LIFE Clima-Bombina is developing climate-safe habitats for amphibians, birds and several threatened habitat types at Knudshoved Odde, near Vordingborg.  

The team is collaborating with a private landowner, the Rosenfeldt Estate, to transform 180 hectares of former agricultural land into new habitats. 

They are restoring natural hydrology, creating new pastures and ponds, and bringing back a biodiversity-rich landscape with stones, thorny bushes, and solitary trees.  

The project already benefits coastal biodiversity with rapidly increasing breeding numbers of the target amphibians and birds. Also, 100 hectares of new dry grasslands are now blooming. 

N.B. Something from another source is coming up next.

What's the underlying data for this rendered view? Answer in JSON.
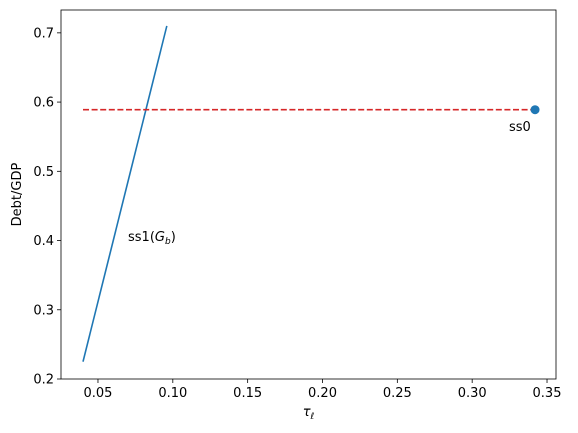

Partners predict that the population of the fire-bellied toad will increase from 350 to 2 000 individuals by the end of the project. They also hope to achieve a favourable conservation status for seven other amphibians, one reptile, four bird species and nine habitat types.  

The clear gains for nature and future commitment to biodiversity convinced the Jury and Denmark’s Minister for the Environment, Lea Wermelin, that Vordingborg should win the prestigious award. 

The prize money of €133 000 will go towards a potential new LIFE nature project called LIFE Orchids. 

LIFE Clima-Bombina supports the EU’s Adaptation Strategy and its Floods Directive. The project also contributes to the EU’s Biodiversity Strategy for 2030 and Nature Restoration Law.